Intergroup Relations

Adrienne Dessel

You may know IGR staff member Dr. Adrienne Dessel from her role of Instructor in:

  • Foundations of Intergroup Relations
  • Training Processes in Intergroup Dialogue Facilitation
  • Conflict and Co-existence

We thought we'd take a few minutes to shed light on some things you may not know about Adrienne. We sat down with her and asked her several questions, so that we could share the answers with you.

What is the most life-changing book you've ever read?

There are many of them! This Bridge Called My Back is one. It was sitting on the book shelf at my friend's house, and I picked it up, and couldn't put it down. It opened up a world of feminist writings that I had never known before.

What book do you feel like every college student should read?
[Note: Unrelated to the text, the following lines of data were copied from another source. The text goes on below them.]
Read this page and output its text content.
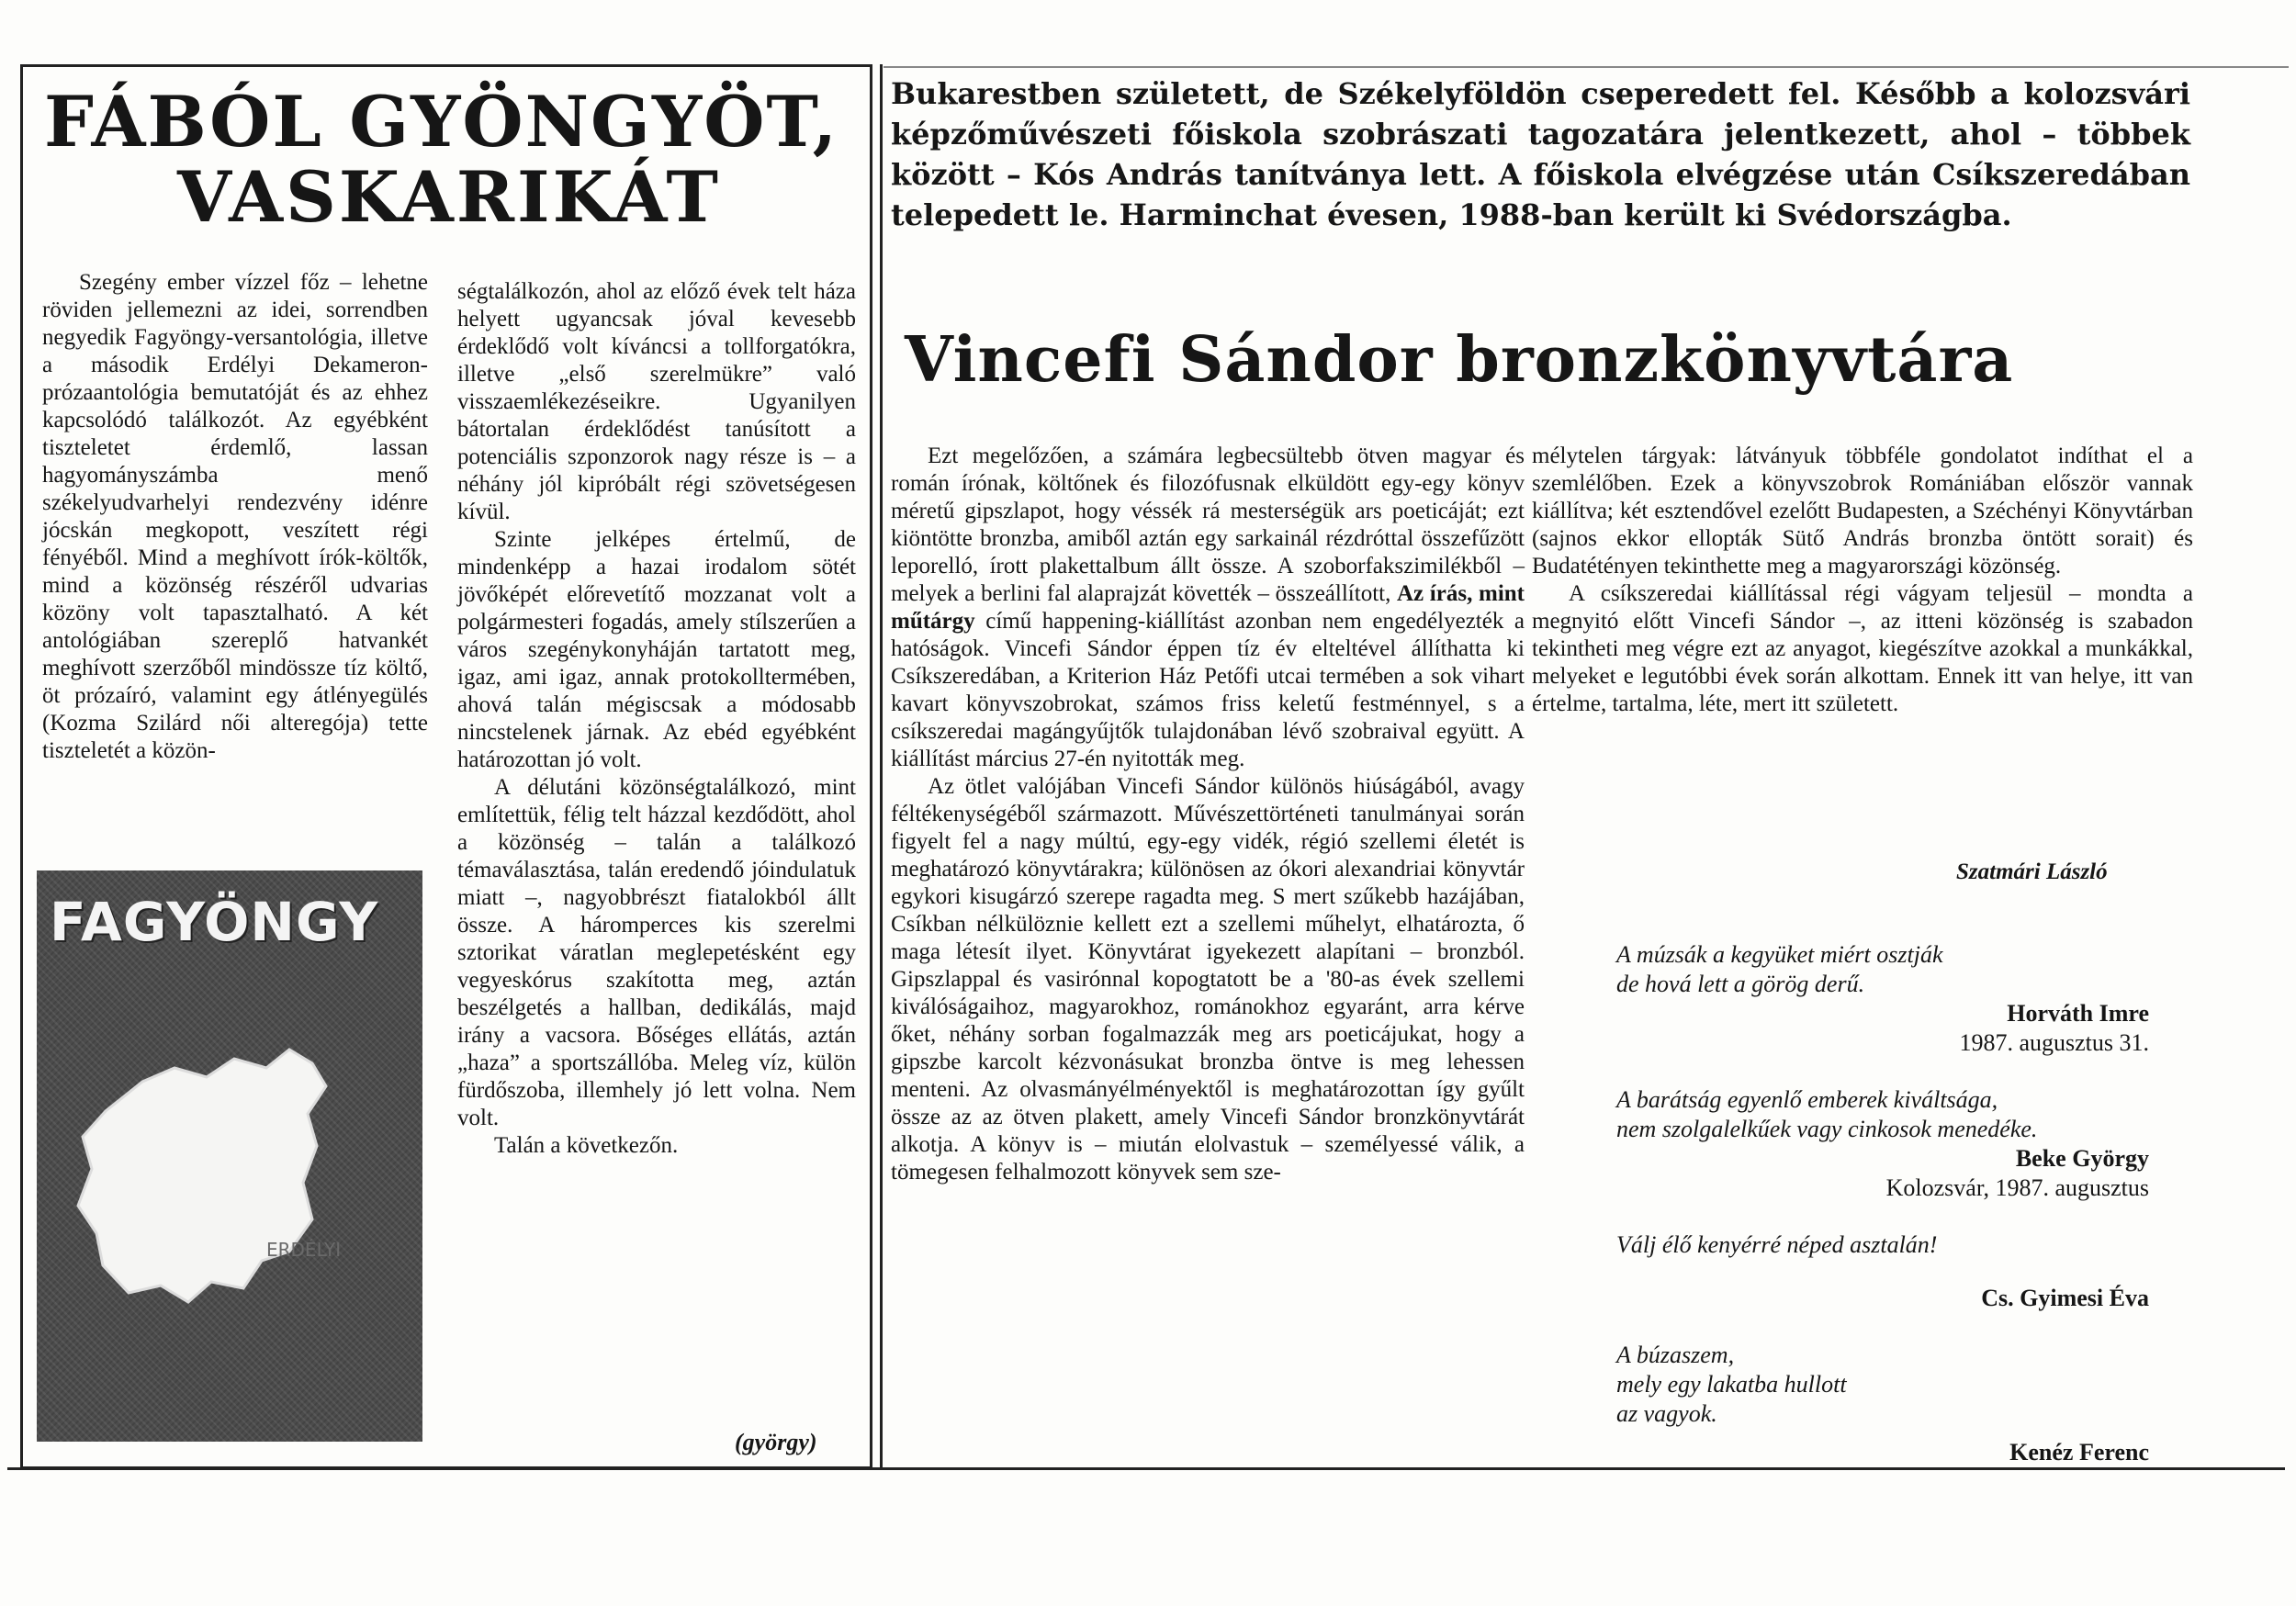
FÁBÓL GYÖNGYÖT,
VASKARIKÁT

Szegény ember vízzel főz – lehetne röviden jellemezni az idei, sorrendben negyedik Fagyöngy-versantológia, illetve a második Erdélyi Dekameron-prózaantológia bemutatóját és az ehhez kapcsolódó találkozót. Az egyébként tiszteletet érdemlő, lassan hagyományszámba menő székelyudvarhelyi rendezvény idénre jócskán megkopott, veszített régi fényéből. Mind a meghívott írók-költők, mind a közönség részéről udvarias közöny volt tapasztalható. A két antológiában szereplő hatvankét meghívott szerzőből mindössze tíz költő, öt prózaíró, valamint egy átlényegülés (Kozma Szilárd női alteregója) tette tiszteletét a közön-

ségtalálkozón, ahol az előző évek telt háza helyett ugyancsak jóval kevesebb érdeklődő volt kíváncsi a tollforgatókra, illetve „első szerelmükre” való visszaemlékezéseikre. Ugyanilyen bátortalan érdeklődést tanúsított a potenciális szponzorok nagy része is – a néhány jól kipróbált régi szövetségesen kívül.

Szinte jelképes értelmű, de mindenképp a hazai irodalom sötét jövőképét előrevetítő mozzanat volt a polgármesteri fogadás, amely stílszerűen a város szegénykonyháján tartatott meg, igaz, ami igaz, annak protokolltermében, ahová talán mégiscsak a módosabb nincstelenek járnak. Az ebéd egyébként határozottan jó volt.

A délutáni közönségtalálkozó, mint említettük, félig telt házzal kezdődött, ahol a közönség – talán a találkozó témaválasztása, talán eredendő jóindulatuk miatt –, nagyobbrészt fiatalokból állt össze. A háromperces kis szerelmi sztorikat váratlan meglepetésként egy vegyeskórus szakította meg, aztán beszélgetés a hallban, dedikálás, majd irány a vacsora. Bőséges ellátás, aztán „haza” a sportszállóba. Meleg víz, külön fürdőszoba, illemhely jó lett volna. Nem volt.

Talán a következőn.

(györgy)
ERDÉLYI
FAGYÖNGY

Bukarestben született, de Székelyföldön cseperedett fel. Később a kolozsvári képzőművészeti főiskola szobrászati tagozatára jelentkezett, ahol – többek között – Kós András tanítványa lett. A főiskola elvégzése után Csíkszeredában telepedett le. Harminchat évesen, 1988-ban került ki Svédországba.

Vincefi Sándor bronzkönyvtára

Ezt megelőzően, a számára legbecsültebb ötven magyar és román írónak, költőnek és filozófusnak elküldött egy-egy könyv méretű gipszlapot, hogy véssék rá mesterségük ars poeticáját; ezt kiöntötte bronzba, amiből aztán egy sarkainál rézdróttal összefűzött leporelló, írott plakettalbum állt össze. A szoborfakszimilékből – melyek a berlini fal alaprajzát követték – összeállított, Az írás, mint műtárgy című happening-kiállítást azonban nem engedélyezték a hatóságok. Vincefi Sándor éppen tíz év elteltével állíthatta ki Csíkszeredában, a Kriterion Ház Petőfi utcai termében a sok vihart kavart könyvszobrokat, számos friss keletű festménnyel, s a csíkszeredai magángyűjtők tulajdonában lévő szobraival együtt. A kiállítást március 27-én nyitották meg.

Az ötlet valójában Vincefi Sándor különös hiúságából, avagy féltékenységéből származott. Művészettörténeti tanulmányai során figyelt fel a nagy múltú, egy-egy vidék, régió szellemi életét is meghatározó könyvtárakra; különösen az ókori alexandriai könyvtár egykori kisugárzó szerepe ragadta meg. S mert szűkebb hazájában, Csíkban nélkülöznie kellett ezt a szellemi műhelyt, elhatározta, ő maga létesít ilyet. Könyvtárat igyekezett alapítani – bronzból. Gipszlappal és vasirónnal kopogtatott be a '80-as évek szellemi kiválóságaihoz, magyarokhoz, románokhoz egyaránt, arra kérve őket, néhány sorban fogalmazzák meg ars poeticájukat, hogy a gipszbe karcolt kézvonásukat bronzba öntve is meg lehessen menteni. Az olvasmányélményektől is meghatározottan így gyűlt össze az az ötven plakett, amely Vincefi Sándor bronzkönyvtárát alkotja. A könyv is – miután elolvastuk – személyessé válik, a tömegesen felhalmozott könyvek sem sze-

mélytelen tárgyak: látványuk többféle gondolatot indíthat el a szemlélőben. Ezek a könyvszobrok Romániában először vannak kiállítva; két esztendővel ezelőtt Budapesten, a Széchényi Könyvtárban (sajnos ekkor ellopták Sütő András bronzba öntött sorait) és Budatétényen tekinthette meg a magyarországi közönség.

A csíkszeredai kiállítással régi vágyam teljesül – mondta a megnyitó előtt Vincefi Sándor –, az itteni közönség is szabadon tekintheti meg végre ezt az anyagot, kiegészítve azokkal a munkákkal, melyeket e legutóbbi évek során alkottam. Ennek itt van helye, itt van értelme, tartalma, léte, mert itt született.

Szatmári László

A múzsák a kegyüket miért osztják

de hová lett a görög derű.

Horváth Imre

1987. augusztus 31.

A barátság egyenlő emberek kiváltsága,

nem szolgalelkűek vagy cinkosok menedéke.

Beke György

Kolozsvár, 1987. augusztus

Válj élő kenyérré néped asztalán!

Cs. Gyimesi Éva

A búzaszem,

mely egy lakatba hullott

az vagyok.

Kenéz Ferenc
I'm not sure there is one book. What I think every college student should read is an author from a different social identity from their own, and preferably one who holds an identity with whom they are in conflict, or with whom they disagree. This could be someone who holds a different racial, sexual orientation, religious, social class, or other social identity that one perceives to be "different", "hard to understand" or just completely unknown. Reading literature and fiction by such an author is the best way to learn about their experiences and perspectives.

Are there any life experiences that motivated you to do this kind of work?

Actually, I spent a lot of time with young children in my early adulthood, and then in my early professional career, and it is for them that I do this work. Young children have the potential for the greatest social change- a new beginning. Social justice education should start  at birth!

Any favorite films that relate to social justice?

All of Spike Lee's films. Everyone should see all of them! I watched most of them with my teenage son last summer.

If your students could walk away with only one thing from their classes, what do you hope that would be?

An understanding of the connection between our psychology and our social structures, for they are mutually influential.